Les documentaristes Greg Olliver et Wes Orshoski ont suivi pendant deux ans le légendaire Ian « Lemmy » Kilmister dans son quotidien, entre Los Angeles et les tournées. Roadie de Jimi Hendrix, bassiste du groupe space-rock Hawkwind dont il a été viré quand la douane l’a emprisonné pour possession de drogue, et enfin leader de son groupe de heavy metal Motörhead, le sexagénaire passe ses journées au bar Rainbow et se passionne pour les machines à sous électroniques. Il revient sur sa vie musicale et sur la route, ses fameuses consommations d’alcool et de drogue et ses exploits sexuels. Il nous montre son petit deux pièces à Hollywood rempli de collections d’objets improbables, comme des réductions pour Domino’s Pizza, des armes de guerre ou des souvenirs nazis. Entre sessions en studio, bus de tournée, en concert, backstage, rencontres avec les fans ou conduisant un tank, notre homme se voit encensé par les témoignages admiratifs de pointures du métier tels que Dave Grohl (Nirvana, Foo Fighters), Metallica (avec qui on le voit jouer sur scène), Slash & Duff (Guns ‘n Roses, Velvet Revolver), Ozzy Osbourne (Black Sabbath), Alice Cooper, Ice T, Jarvis Cocker (Pulp) ou Peter Hook (Joy Division, New Order). Loin de ses frasques de la grande époque, Lemmy est resté égal à lui-même et à la hauteur de son mythe, simple et attachant, sans esbroufe mais authentiquement rock’n’roll, n’ayant rien à prouver à personne. Mais à la stupeur générale, Lemmy a fait mentir la légende et s’est révélé être mortel, emporté par un cancer de la prostate deux jours après son diagnostic en décembre 2015. « Killed by death » !

 LES DOORS

– 21h : The Doors (Oliver Stone – 1991 – 140 minutes)

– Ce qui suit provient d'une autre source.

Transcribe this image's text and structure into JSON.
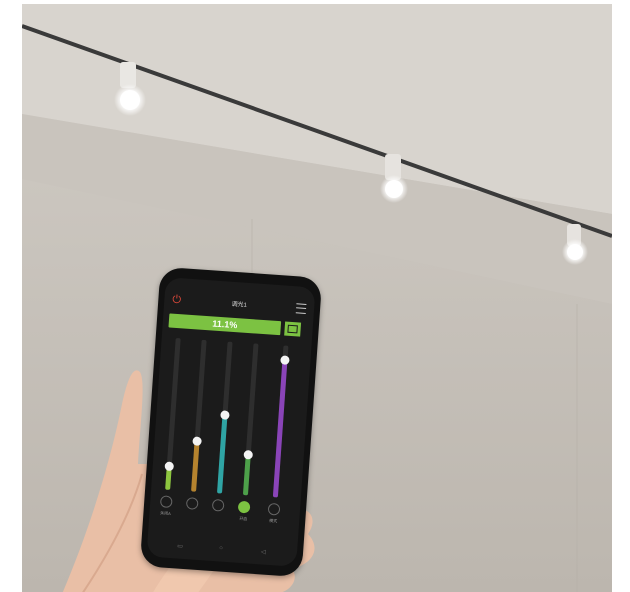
{
  "app": {
    "title": "调光1",
    "brightness_value": "11.1%",
    "icons": {
      "power": "power-icon",
      "menu": "menu-icon",
      "mode": "scene-mode-icon"
    },
    "sliders": [
      {
        "name": "channel-1",
        "level": 0.15,
        "color": "#8dc63f"
      },
      {
        "name": "channel-2",
        "level": 0.33,
        "color": "#b5832e"
      },
      {
        "name": "channel-3",
        "level": 0.51,
        "color": "#2fa5a5"
      },
      {
        "name": "channel-4",
        "level": 0.26,
        "color": "#4da04a"
      },
      {
        "name": "channel-5",
        "level": 0.9,
        "color": "#8a44b8"
      }
    ],
    "channel_buttons": [
      {
        "label": "关闭A",
        "active": false
      },
      {
        "label": "",
        "active": false
      },
      {
        "label": "",
        "active": false
      },
      {
        "label": "开启",
        "active": true
      },
      {
        "label": "模式",
        "active": false
      }
    ],
    "accent_color": "#7cc242"
  }
}
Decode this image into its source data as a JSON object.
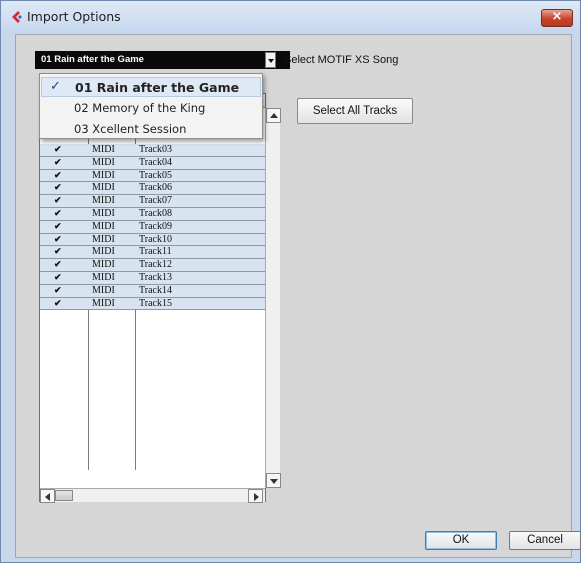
{
  "window": {
    "title": "Import Options",
    "close_label": "×"
  },
  "song_select": {
    "value": "01 Rain after the Game",
    "label": "Select MOTIF XS Song"
  },
  "dropdown": {
    "items": [
      {
        "label": "01 Rain after the Game",
        "selected": true,
        "check": "✓"
      },
      {
        "label": "02 Memory of the King",
        "selected": false
      },
      {
        "label": "03 Xcellent Session",
        "selected": false
      }
    ]
  },
  "select_all_label": "Select All Tracks",
  "tracks": [
    {
      "check": "✔",
      "type": "MIDI",
      "name": "Track03"
    },
    {
      "check": "✔",
      "type": "MIDI",
      "name": "Track04"
    },
    {
      "check": "✔",
      "type": "MIDI",
      "name": "Track05"
    },
    {
      "check": "✔",
      "type": "MIDI",
      "name": "Track06"
    },
    {
      "check": "✔",
      "type": "MIDI",
      "name": "Track07"
    },
    {
      "check": "✔",
      "type": "MIDI",
      "name": "Track08"
    },
    {
      "check": "✔",
      "type": "MIDI",
      "name": "Track09"
    },
    {
      "check": "✔",
      "type": "MIDI",
      "name": "Track10"
    },
    {
      "check": "✔",
      "type": "MIDI",
      "name": "Track11"
    },
    {
      "check": "✔",
      "type": "MIDI",
      "name": "Track12"
    },
    {
      "check": "✔",
      "type": "MIDI",
      "name": "Track13"
    },
    {
      "check": "✔",
      "type": "MIDI",
      "name": "Track14"
    },
    {
      "check": "✔",
      "type": "MIDI",
      "name": "Track15"
    }
  ],
  "buttons": {
    "ok": "OK",
    "cancel": "Cancel"
  },
  "colors": {
    "app_icon": "#d6283a",
    "row_bg": "#d7e3ee",
    "selected_menu": "#dfe9f6"
  }
}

avec Val Kilmer, Meg Ryan, Kyle MacLachlan, Frank Whaley, Kevin Dillon, Kathleen Quinlan, Michael Wincott, Michael Madsen

La vie de Jim Morrison, légendaire chanteur des Doors, depuis ses études de cinéma à Los Angeles jusqu’aux excès du succès et des sixties.

Oliver Stone était un grand amateur des Doors, qu’il écoutait alors qu’il était envoyé comme soldat au Vietnam. Après Platoon ou Wall Street, il continue d’analyser l’Amérique avec un film sur ce groupe si emblématique des sixties, de ses espoirs, illusions et échecs, à travers la trajectoire météorique de leur chanteur Jim Morrison. Etudiant en cinéma, poète, séducteur et shaman moderne, il eut le temps de devenir en seulement six albums une des icônes du rock, par son charisme, sa présence scénique et son destin tragique. Car cette carrière qui commence avec les premiers trips psychédéliques en plein flower power et le succès commercial naissant se meut en descente aux enfers, entre alcoolisme autodestructeur, répression policière, procès pour attentat à la pudeur et dépression. Avec un budget de quarante millions de dollars, il restitue les atmosphères intenses et fiévreuses des concerts avec le public en transe, et reproduit jusqu’aux véritables décors, costumes ou accessoires les plus pointilleux. The Doors a été un grand succès commercial, qui relança le mythe auprès d’une nouvelle génération. Cependant les membres du groupe et les fans de la première heure l’accueillirent sèchement, Oliver Stone (co-auteur du scénario) ayant pris de nombreuses libertés avec la vérité historique et donné une image romancée, manichéenne et guignolesque du chanteur.

24 mai : Ciné-club prohibition avec deux bières Beavertown en pression (Paris Beer Week #2)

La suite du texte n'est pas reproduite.